When I retreat to Facebook, I run into some heavy hitters among my Facebook friends, that are against gun control, in an exceedingly vitriolic way. Their comments that demonstrate that they are among the fringe element, that equates not selling semi-automatics to ex-felons with slavery, and a removal of rights.

Whatever.

So I  retreat here to the world I can control.
I have to put my anger against the Senators that killed the gun control bill yesterday. I have to lay down my hatred of the weasels who don't walk past a darkened, empty, child's bedroom every night. I have to release my scorn of the rest of the people on the Hill, who haven't been shot yet.

 I must somehow find a way out of the paranoia engendered by the ticketing of 2 women, who simply yelled, "Shame on you" at the Senate yesterday, when the bill was defeated. 1 of them had actually wrested the magazine clip from Jared Loughner, ending his shooting spree in Tucson, AZ.

Apparently, protestors are more dangerous to the members of Congress than a violent person with an easily obtained semi-automatic.

ENOUGH.

Ratty has already gone to hunt unicorns moving north. It's misty and warm outside, with the temperature expected to be very spring-like this week, mid-60's on Fahrenheit. Max is sleeping peacefully and snoring. He, too, needed some extra love last night, after the kittens planted their flag on the bed. Georgia is not the only insecure animal in my home. Although Max covers it quite well, (he is a bully boy,) he has trust issues that come with being a rescue.

The green mists that I wrote for weeks of, has finally settled on the trees. Every year I forget how many differing hues of green that there will be. As always, I am delightfully surprised by the variety. I am sure some paint store has named them all, but I don't know the words for the multiplicity of greens that exist right now. The redbuds are in full swing as well, and here and there, surviving dogwoods blossom. I do miss the old House, and the fields surrounding it. With a small greenway now in my backyard, I miss looking out onto endless fields, sunlight reaching all parts of the forests.

I miss living on a hill, and the ability to search for miles for the tree flowers, below. The dappled sunlight, pie-eyed as a cow, to paraphrase Gerard Manley Hopkins.
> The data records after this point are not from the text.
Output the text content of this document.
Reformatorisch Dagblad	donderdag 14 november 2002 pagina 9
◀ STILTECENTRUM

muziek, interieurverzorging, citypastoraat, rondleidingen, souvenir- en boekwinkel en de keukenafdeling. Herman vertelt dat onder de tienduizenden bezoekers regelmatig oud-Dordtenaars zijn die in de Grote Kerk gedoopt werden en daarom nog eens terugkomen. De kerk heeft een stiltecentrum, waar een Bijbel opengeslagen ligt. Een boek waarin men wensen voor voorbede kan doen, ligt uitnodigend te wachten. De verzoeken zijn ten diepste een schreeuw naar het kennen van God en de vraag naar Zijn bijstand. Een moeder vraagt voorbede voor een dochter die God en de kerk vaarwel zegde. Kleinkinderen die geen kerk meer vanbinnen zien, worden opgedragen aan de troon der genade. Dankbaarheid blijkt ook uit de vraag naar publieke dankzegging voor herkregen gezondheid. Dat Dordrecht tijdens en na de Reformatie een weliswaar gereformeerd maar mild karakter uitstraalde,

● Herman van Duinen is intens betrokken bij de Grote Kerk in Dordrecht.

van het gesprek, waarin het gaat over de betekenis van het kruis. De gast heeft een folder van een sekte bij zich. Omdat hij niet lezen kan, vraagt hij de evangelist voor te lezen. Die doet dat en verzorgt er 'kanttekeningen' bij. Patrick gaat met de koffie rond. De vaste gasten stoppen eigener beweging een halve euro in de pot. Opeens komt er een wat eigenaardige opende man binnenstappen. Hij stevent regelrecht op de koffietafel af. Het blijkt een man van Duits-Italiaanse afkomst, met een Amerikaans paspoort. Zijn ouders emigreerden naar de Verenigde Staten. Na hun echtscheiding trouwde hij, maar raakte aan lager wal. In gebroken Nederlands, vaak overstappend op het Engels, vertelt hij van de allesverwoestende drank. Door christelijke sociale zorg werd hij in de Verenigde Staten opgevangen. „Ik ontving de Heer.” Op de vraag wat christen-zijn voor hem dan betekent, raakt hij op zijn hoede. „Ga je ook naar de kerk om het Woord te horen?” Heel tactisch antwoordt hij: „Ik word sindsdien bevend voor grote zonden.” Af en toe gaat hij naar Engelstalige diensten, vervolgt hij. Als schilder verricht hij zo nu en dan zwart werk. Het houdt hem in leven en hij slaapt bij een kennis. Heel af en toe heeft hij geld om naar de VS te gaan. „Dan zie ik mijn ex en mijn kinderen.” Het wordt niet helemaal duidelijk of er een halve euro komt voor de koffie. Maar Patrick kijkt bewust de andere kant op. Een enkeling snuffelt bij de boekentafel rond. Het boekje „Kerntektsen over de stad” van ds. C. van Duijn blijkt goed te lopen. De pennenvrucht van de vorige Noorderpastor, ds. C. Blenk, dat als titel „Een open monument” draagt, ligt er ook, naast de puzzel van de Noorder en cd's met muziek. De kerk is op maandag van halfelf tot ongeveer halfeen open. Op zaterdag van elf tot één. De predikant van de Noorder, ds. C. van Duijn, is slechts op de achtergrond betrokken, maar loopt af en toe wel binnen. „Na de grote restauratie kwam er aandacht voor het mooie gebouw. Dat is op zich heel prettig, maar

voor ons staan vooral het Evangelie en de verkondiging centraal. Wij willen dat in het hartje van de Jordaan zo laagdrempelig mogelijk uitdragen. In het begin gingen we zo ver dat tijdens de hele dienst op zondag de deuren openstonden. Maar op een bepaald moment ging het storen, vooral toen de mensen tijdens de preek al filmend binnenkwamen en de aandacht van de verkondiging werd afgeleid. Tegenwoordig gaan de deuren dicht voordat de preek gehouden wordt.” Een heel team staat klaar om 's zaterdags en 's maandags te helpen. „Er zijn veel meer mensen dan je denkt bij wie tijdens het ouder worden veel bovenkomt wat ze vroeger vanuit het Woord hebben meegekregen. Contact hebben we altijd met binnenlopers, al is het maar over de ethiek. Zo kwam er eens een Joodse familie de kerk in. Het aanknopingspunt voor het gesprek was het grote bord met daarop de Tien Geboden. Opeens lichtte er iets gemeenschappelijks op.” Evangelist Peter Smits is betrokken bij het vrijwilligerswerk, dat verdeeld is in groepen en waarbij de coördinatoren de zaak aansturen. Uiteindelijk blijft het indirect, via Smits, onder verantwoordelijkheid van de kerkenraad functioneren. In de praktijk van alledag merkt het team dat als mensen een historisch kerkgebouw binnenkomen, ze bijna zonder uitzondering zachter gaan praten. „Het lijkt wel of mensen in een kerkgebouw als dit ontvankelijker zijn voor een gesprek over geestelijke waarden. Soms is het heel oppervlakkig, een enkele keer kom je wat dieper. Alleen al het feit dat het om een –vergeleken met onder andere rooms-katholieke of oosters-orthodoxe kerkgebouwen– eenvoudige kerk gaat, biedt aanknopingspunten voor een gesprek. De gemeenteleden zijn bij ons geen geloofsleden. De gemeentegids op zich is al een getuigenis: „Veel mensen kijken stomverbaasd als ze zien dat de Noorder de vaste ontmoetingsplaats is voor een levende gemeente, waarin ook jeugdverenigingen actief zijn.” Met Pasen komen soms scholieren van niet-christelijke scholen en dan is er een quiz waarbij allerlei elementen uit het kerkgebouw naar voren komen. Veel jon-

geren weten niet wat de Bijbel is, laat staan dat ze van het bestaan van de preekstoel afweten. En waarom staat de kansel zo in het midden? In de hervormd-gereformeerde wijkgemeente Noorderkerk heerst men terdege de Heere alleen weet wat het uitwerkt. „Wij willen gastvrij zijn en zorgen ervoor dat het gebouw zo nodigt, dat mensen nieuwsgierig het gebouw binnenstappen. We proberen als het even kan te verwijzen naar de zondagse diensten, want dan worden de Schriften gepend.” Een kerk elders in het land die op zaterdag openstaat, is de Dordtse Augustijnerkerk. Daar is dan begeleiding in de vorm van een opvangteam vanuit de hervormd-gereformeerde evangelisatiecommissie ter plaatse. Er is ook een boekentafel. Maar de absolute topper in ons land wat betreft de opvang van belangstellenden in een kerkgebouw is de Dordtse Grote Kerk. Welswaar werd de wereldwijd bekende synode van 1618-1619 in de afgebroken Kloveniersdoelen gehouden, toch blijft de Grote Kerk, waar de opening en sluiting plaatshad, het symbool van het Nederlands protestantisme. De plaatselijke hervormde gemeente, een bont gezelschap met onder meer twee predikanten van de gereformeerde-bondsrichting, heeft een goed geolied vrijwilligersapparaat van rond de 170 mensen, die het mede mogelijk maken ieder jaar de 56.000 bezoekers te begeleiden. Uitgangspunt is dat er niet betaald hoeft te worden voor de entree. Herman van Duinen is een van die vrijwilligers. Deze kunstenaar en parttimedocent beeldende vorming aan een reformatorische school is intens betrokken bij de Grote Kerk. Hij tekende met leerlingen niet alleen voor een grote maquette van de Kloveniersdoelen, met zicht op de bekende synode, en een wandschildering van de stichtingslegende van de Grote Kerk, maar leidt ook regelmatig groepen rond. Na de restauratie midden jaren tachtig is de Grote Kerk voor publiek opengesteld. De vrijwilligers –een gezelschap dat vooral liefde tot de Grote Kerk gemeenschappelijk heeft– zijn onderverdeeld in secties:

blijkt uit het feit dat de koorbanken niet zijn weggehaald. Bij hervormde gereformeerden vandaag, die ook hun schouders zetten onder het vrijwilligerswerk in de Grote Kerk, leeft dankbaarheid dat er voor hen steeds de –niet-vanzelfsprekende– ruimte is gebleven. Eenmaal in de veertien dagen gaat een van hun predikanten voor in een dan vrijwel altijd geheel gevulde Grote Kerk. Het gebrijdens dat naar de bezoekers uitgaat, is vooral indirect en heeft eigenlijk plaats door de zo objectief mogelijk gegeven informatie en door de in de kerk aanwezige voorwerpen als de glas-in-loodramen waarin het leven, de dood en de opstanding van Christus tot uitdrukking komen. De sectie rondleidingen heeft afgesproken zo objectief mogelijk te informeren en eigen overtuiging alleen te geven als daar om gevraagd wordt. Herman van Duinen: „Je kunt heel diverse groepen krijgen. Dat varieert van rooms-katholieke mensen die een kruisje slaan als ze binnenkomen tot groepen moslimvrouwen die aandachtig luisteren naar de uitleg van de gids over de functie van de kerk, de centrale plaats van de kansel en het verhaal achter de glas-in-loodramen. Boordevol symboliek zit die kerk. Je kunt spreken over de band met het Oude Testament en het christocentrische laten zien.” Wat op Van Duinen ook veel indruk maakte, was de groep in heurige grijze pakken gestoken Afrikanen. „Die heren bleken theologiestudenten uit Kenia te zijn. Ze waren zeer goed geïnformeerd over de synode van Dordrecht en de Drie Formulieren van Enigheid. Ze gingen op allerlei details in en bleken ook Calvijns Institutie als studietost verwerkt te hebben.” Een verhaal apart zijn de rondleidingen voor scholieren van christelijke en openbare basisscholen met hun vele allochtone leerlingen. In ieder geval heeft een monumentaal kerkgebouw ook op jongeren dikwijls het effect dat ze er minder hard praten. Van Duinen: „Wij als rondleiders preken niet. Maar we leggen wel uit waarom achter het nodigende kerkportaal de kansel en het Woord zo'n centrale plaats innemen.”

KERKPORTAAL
Surely his spring poems are the loveliest, and I will leave you with one here.

Pied Beauty

  by Gerard Manley Hopkins
Glory be to God for dappled things--
   For skies of couple-colour as a brinded cow;
       For rose-moles all in stipple upon trout that swim;
Fresh-firecoal chestnut-falls; finches' wings;
   Landscape plotted and pieced--fold, fallow, and plough;
       And all trades, their gear and tackle and trim.

All things counter, original, spare, strange;
   Whatever is fickle, freckled (who knows how?)
      With swift, slow; sweet, sour; adazzle, dim;
He fathers-forth whose beauty is past change:
                                     Praise Him.